JJ Koczan, who premiered “The Living Tide” on the doom-centric blog The Obelisk, zeroed in on the seeming contradictions in Solar Halos’ swirling bombast.
“You know, usually when you think of something landing like a brick, it’s not a positive image,” he wrote on his blog. “Like the thing—whatever it is—should be flying. Well, Solar Halos land like a brick even as they fly. It’s a dual-persona that’s writ large all over their upcoming second full-length, Coiled Light.”
That dual persona is practically embedded in the process.
“There is this sense that even though we’re in control of what we’re doing, there might not always be an end goal,” Rogers says. “That’s what makes it exciting, and you’re almost letting the song dictate what it needs.”
Writing for the album stretched over three years before the band recorded it in 2017 with Kris Hillbert at Legitimate Business in Greensboro; the intervening time has been spent working to find a label. (The Danish imprint Cursed Tongue ended up answering the call.) Even with a disciplined rehearsal schedule, songwriting for Solar Halos is a detail-oriented process.
“We write collaboratively, and we tend to jam on something [until] two or three parts come together really seamlessly and easily, so we start feeling this false sense of, like, ‘Yeah, this’ll be done soon,’” Rogers says. “And then it takes months before we finish because we’ll hash out every possible idea any one of us suggests. It takes a lot of tinkering.”
That tinkering, through months of jam sessions, scratch recordings, feedback, and trial and error, leads to a deliberate sensibility.
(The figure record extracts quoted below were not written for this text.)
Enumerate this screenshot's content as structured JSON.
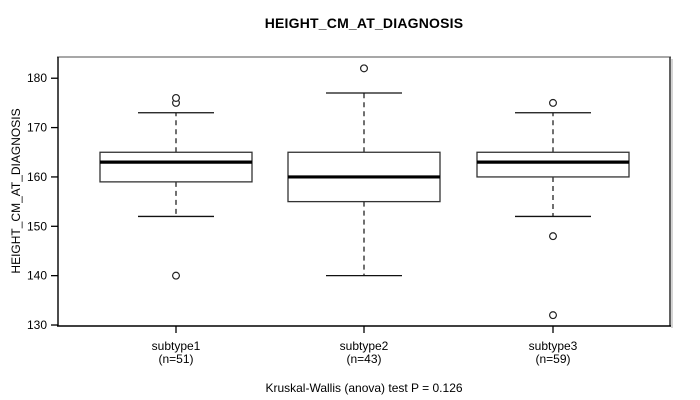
{
  "chart_data": {
    "type": "boxplot",
    "title": "HEIGHT_CM_AT_DIAGNOSIS",
    "ylabel": "HEIGHT_CM_AT_DIAGNOSIS",
    "xlabel": "",
    "caption": "Kruskal-Wallis (anova) test P = 0.126",
    "y_ticks": [
      130,
      140,
      150,
      160,
      170,
      180
    ],
    "ylim": [
      129.8,
      184.3
    ],
    "grid": false,
    "groups": [
      {
        "label": "subtype1",
        "n_label": "(n=51)",
        "n": 51,
        "whisker_low": 152,
        "q1": 159,
        "median": 163,
        "q3": 165,
        "whisker_high": 173,
        "outliers": [
          140,
          175,
          176
        ]
      },
      {
        "label": "subtype2",
        "n_label": "(n=43)",
        "n": 43,
        "whisker_low": 140,
        "q1": 155,
        "median": 160,
        "q3": 165,
        "whisker_high": 177,
        "outliers": [
          182
        ]
      },
      {
        "label": "subtype3",
        "n_label": "(n=59)",
        "n": 59,
        "whisker_low": 152,
        "q1": 160,
        "median": 163,
        "q3": 165,
        "whisker_high": 173,
        "outliers": [
          132,
          148,
          175
        ]
      }
    ],
    "colors": {
      "background": "#ffffff",
      "box_stroke": "#333333",
      "box_fill": "#ffffff",
      "median": "#000000",
      "whisker": "#111111",
      "outlier_stroke": "#222222",
      "frame_top": "#8a8a8a",
      "frame_right": "#2e2e2e",
      "frame_shadow": "#aaaaaa",
      "axis": "#000000",
      "text": "#000000"
    }
  }
}
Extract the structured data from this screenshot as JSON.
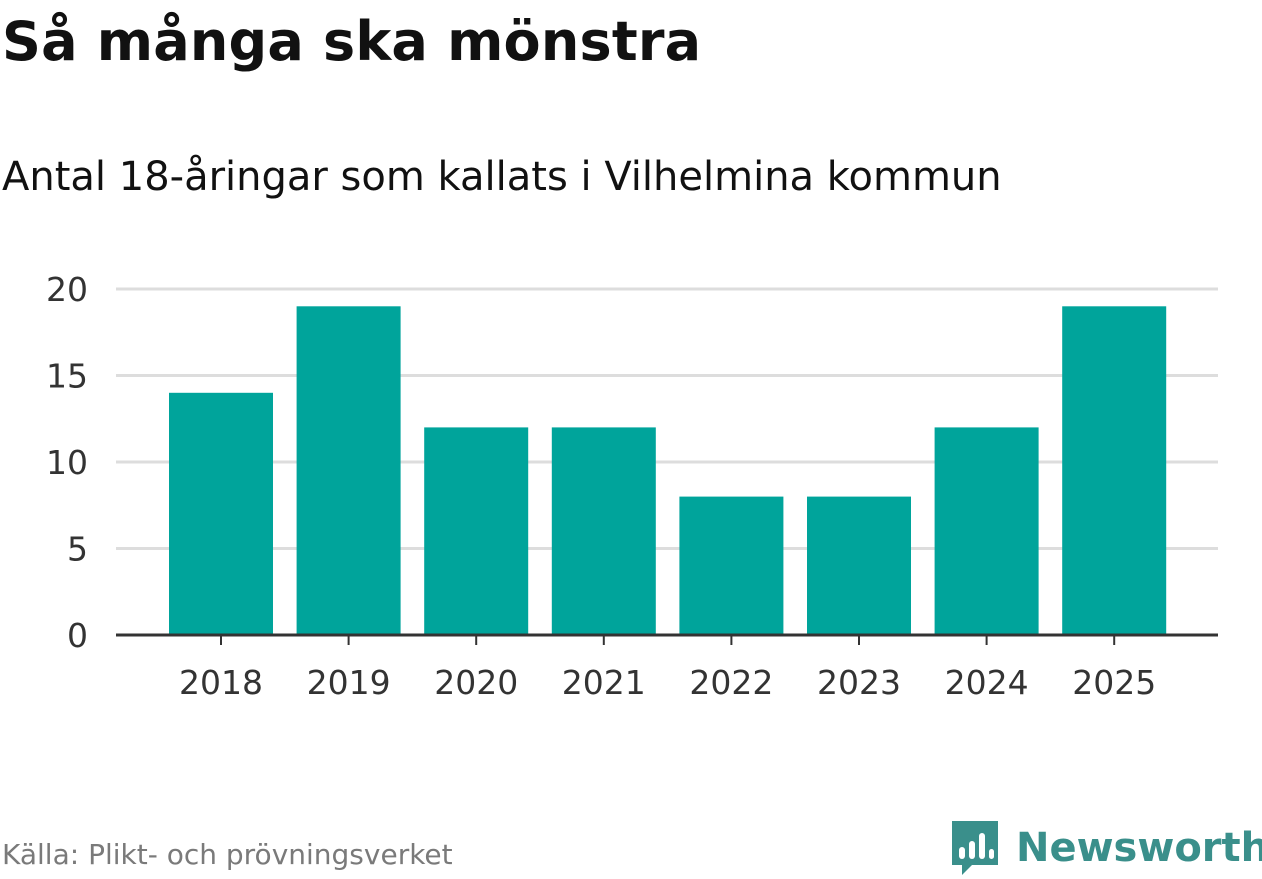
{
  "header": {
    "title": "Så många ska mönstra",
    "subtitle": "Antal 18-åringar som kallats i Vilhelmina kommun"
  },
  "footer": {
    "source": "Källa: Plikt- och prövningsverket",
    "brand": "Newsworthy",
    "brand_icon": "newsworthy-logo-icon"
  },
  "colors": {
    "bar": "#00a49b",
    "grid": "#dddddd",
    "axis": "#333333",
    "brand": "#3a8f8b"
  },
  "chart_data": {
    "type": "bar",
    "title": "Så många ska mönstra",
    "subtitle": "Antal 18-åringar som kallats i Vilhelmina kommun",
    "categories": [
      "2018",
      "2019",
      "2020",
      "2021",
      "2022",
      "2023",
      "2024",
      "2025"
    ],
    "values": [
      14,
      19,
      12,
      12,
      8,
      8,
      12,
      19
    ],
    "xlabel": "",
    "ylabel": "",
    "ylim": [
      0,
      20
    ],
    "yticks": [
      0,
      5,
      10,
      15,
      20
    ],
    "grid": true,
    "legend": "none"
  }
}
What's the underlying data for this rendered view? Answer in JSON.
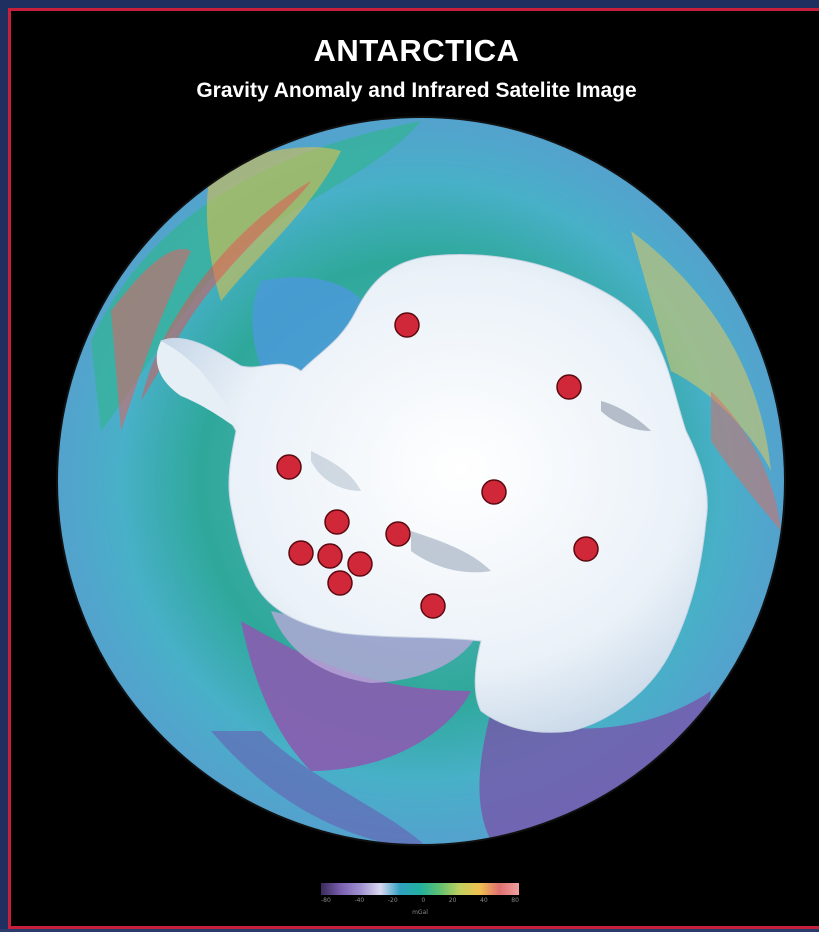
{
  "header": {
    "title": "ANTARCTICA",
    "subtitle": "Gravity Anomaly and Infrared Satelite Image"
  },
  "map": {
    "projection": "south polar stereographic (circular)",
    "markers": {
      "count": 13,
      "color": "#d02838",
      "outline": "#5a0a10"
    },
    "ocean_colors": [
      "#2aa8a0",
      "#4ab8d0",
      "#8a6ab8",
      "#e8c060",
      "#e06060"
    ],
    "ice_color": "#eef4fa"
  },
  "legend": {
    "colorbar": "gravity anomaly scale",
    "tick_labels": [
      "-80",
      "-40",
      "-20",
      "0",
      "20",
      "40",
      "80"
    ],
    "unit": "mGal"
  }
}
“When we were recording with Kris [Hillbert], after we had tracked a few songs, he was like, ‘This is a lot more proggy than I remember,’” Crouch laughs. “I’m not sure if that was really a conscious thing or not, but it’s certainly a matter of jamming on a part and trying to push it in different directions.”
It’s that restlessness and constant challenging of parameters that makes Solar Halos so hard to pin down. Instead of working against templates of influences or genres, Rogers says of the writing process, “You need to establish the frame of mind and the contrasts of spaciousness and patience and hecticness.” Lyrics emerge in the same way.
“We always write the music first, and then I’ll listen for what images the song evokes and write the lyrics around that,” Rogers says. “Or I’ll see a striking photograph or piece of art and kind of hold that in my mind.”
“Personal Levee,” another standout on Coiled Light, was inspired by a National Geographic image of flooding in Louisiana. Some homes had built levees around their property, effectively protecting the residents from the worst of the floodwaters.
“You create this bubble to hide yourself, but looking at the image, I was imagining it apocalyptically,” Rogers says. “I imagined, ‘What if you build this stuff to protect yourself, to save yourself, and then the water recedes and you have indeed saved yourself and your family, but everything else around you is decimated, and you’re alone?’”
Intentionally evocative and ambiguous, Solar Halos’ lyrics match the pacing of the music, setting a mood more meditative than declarative. Without an obvious narrative or blunt didacticism, even potentially political songs such as “Personal Levee” raise more questions than they answer and leave much to the listener to interpret.
“This batch of songs was written over the course of maybe three years, and that was during some significantly changing times,” Crouch says. “Sonically, and even with the lyrics, I get the impression of these powerful forces and things that are happening out beyond our reach. It can be a frustrating or liberating thing.”
It’s in those dualities—frustration and liberation, salvation and isolation, darkness and light—that Solar Halos dwells. The titanic forces at work within their songs aren’t as obviously brutal as the images of bodily violence that tend to run rampant in heavy music. But these forces, like the songs themselves, are all the more powerful for their mysteries.